High potassium intake or potassium-sparing diuretics should be avoided due to risk of hyperkalemia.

Certain combinations of tacrolimus with drugs known to have nephrotoxic or neurotoxic effects may increase the risk of these effects.

Special situations

Pregnancy

Human data show that tacrolimus is able to cross the placenta. Limited data from organ transplant recipients show no evidence of an increased risk of adverse effects on the course and outcome of pregnancy under tacrolimus treatment compared with other immunosuppressive medicinal products. However, cases of spontaneous abortion have been reported. Due to the need of treatment, tacrolimus can be considered in pregnant women when there is no safer alternative and when the perceived benefit justifies the potential risk to the foetus. In case of in utero exposure, monitoring of the newborn for the potential adverse effects of tacrolimus is recommended (in particular the effects on the kidneys). There is a risk for premature delivery (<37 week) as well as for hyperkalemia in the newborn, which, however, normalizes spontaneously.

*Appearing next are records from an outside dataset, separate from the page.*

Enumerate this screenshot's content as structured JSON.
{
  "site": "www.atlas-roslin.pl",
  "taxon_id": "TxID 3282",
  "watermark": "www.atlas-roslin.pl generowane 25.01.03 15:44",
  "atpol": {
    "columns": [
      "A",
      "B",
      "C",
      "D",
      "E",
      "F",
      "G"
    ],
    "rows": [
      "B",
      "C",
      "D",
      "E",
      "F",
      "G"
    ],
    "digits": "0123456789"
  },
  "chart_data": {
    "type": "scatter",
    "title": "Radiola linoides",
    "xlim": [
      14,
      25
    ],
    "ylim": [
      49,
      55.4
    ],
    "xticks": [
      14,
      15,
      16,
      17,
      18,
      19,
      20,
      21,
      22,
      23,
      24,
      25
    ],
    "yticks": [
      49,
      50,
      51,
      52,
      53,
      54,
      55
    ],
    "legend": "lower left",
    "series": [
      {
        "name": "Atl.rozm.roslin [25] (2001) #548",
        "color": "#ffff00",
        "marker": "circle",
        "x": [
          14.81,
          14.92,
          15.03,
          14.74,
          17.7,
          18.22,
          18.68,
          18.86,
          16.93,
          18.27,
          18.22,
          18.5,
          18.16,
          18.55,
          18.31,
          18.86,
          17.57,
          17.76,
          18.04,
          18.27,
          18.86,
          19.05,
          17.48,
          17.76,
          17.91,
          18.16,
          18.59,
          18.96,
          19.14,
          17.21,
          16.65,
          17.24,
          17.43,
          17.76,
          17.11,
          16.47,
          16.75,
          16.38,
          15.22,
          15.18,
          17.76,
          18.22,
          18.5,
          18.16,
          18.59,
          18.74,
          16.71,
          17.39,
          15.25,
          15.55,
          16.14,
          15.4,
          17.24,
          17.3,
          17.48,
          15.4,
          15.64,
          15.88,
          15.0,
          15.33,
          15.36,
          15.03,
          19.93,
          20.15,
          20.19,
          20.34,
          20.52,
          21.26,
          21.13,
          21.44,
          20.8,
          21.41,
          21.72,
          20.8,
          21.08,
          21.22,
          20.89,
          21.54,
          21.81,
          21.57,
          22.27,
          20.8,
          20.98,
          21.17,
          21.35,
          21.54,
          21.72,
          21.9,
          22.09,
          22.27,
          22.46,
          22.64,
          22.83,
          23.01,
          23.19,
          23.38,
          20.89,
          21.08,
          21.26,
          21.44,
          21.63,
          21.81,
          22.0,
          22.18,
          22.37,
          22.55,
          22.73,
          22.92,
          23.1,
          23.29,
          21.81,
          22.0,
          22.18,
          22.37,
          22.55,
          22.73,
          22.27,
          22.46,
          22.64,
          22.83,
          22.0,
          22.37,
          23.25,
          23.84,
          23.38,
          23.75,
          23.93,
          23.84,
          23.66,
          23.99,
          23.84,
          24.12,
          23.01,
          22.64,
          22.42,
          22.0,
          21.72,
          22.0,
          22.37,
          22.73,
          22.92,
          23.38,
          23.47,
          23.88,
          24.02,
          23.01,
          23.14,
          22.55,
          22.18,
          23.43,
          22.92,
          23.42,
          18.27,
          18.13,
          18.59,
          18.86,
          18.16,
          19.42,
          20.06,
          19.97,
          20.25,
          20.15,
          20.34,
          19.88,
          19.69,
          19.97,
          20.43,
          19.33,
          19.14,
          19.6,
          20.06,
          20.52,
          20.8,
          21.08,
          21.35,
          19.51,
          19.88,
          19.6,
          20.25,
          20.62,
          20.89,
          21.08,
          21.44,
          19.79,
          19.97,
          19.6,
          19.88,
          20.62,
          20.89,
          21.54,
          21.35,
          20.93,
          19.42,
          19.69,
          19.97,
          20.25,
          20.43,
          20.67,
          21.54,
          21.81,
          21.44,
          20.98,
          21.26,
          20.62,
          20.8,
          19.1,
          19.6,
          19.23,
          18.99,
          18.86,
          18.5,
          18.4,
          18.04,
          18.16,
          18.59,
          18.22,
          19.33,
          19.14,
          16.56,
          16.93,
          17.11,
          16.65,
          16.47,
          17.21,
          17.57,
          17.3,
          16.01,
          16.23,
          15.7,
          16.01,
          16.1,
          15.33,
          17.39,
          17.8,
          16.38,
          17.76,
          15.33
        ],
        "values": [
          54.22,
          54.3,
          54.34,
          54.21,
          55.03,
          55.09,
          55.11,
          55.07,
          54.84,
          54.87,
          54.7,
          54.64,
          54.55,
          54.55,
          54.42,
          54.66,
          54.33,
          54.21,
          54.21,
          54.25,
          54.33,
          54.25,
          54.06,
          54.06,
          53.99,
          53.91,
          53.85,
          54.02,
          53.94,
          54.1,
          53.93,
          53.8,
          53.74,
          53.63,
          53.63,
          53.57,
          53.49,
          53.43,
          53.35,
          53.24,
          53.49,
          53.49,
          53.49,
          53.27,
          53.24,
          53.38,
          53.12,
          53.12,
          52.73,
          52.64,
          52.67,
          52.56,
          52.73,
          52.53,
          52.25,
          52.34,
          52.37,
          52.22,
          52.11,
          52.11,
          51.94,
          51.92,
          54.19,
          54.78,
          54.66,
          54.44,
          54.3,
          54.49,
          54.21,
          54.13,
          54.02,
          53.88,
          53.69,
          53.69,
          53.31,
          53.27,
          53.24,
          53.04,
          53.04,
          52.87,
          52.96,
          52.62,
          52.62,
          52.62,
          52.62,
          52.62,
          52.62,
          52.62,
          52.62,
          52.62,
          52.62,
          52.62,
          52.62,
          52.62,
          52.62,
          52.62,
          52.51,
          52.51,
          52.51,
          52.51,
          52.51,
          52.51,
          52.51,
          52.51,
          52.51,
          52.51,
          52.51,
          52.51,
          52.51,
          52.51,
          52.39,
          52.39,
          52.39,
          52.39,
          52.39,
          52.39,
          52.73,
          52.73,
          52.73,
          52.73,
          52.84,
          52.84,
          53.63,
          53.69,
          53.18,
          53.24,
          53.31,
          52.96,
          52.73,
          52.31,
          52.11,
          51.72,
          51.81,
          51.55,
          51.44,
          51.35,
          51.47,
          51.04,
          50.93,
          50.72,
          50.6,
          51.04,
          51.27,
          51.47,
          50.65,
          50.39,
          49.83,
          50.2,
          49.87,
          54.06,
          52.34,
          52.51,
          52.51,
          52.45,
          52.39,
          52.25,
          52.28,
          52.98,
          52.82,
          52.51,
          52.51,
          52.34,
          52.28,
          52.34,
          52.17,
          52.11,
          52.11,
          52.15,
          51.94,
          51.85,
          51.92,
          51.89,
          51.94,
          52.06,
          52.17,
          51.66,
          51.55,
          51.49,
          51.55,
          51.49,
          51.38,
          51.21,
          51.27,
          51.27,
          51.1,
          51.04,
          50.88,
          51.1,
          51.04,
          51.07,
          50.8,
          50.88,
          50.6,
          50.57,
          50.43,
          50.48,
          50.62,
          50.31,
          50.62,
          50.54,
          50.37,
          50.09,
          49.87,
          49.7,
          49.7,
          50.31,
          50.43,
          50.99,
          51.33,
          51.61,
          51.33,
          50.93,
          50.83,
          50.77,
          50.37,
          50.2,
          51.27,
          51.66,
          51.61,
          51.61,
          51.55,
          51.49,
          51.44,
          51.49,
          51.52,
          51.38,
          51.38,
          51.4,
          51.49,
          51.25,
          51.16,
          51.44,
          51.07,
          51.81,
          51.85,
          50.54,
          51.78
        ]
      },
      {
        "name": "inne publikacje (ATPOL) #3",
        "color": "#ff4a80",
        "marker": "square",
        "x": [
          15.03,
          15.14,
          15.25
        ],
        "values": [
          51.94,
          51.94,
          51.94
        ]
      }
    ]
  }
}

In rats and rabbits, tacrolimus caused embryofoetal toxicity at doses which demonstrated maternal toxicity.

Breast-feeding

Human data demonstrate that tacrolimus is excreted into breast milk. As detrimental effects on the newborn cannot be excluded, women should not breast-feed whilst receiving tacrolimus.

Fertility

A negative effect of tacrolimus on male fertility in the form of reduced sperm counts and motility was observed in rats.

Contraceptives

As tacrolimus may reduce the clearance of steroid-based contraceptives leading to increased hormone exposure, particular care should be exercised when deciding upon contraceptive measures.

Vaccination

Vaccination during treatment with tacrolimus may be less effective. The use of live attenuated vaccines should be avoided.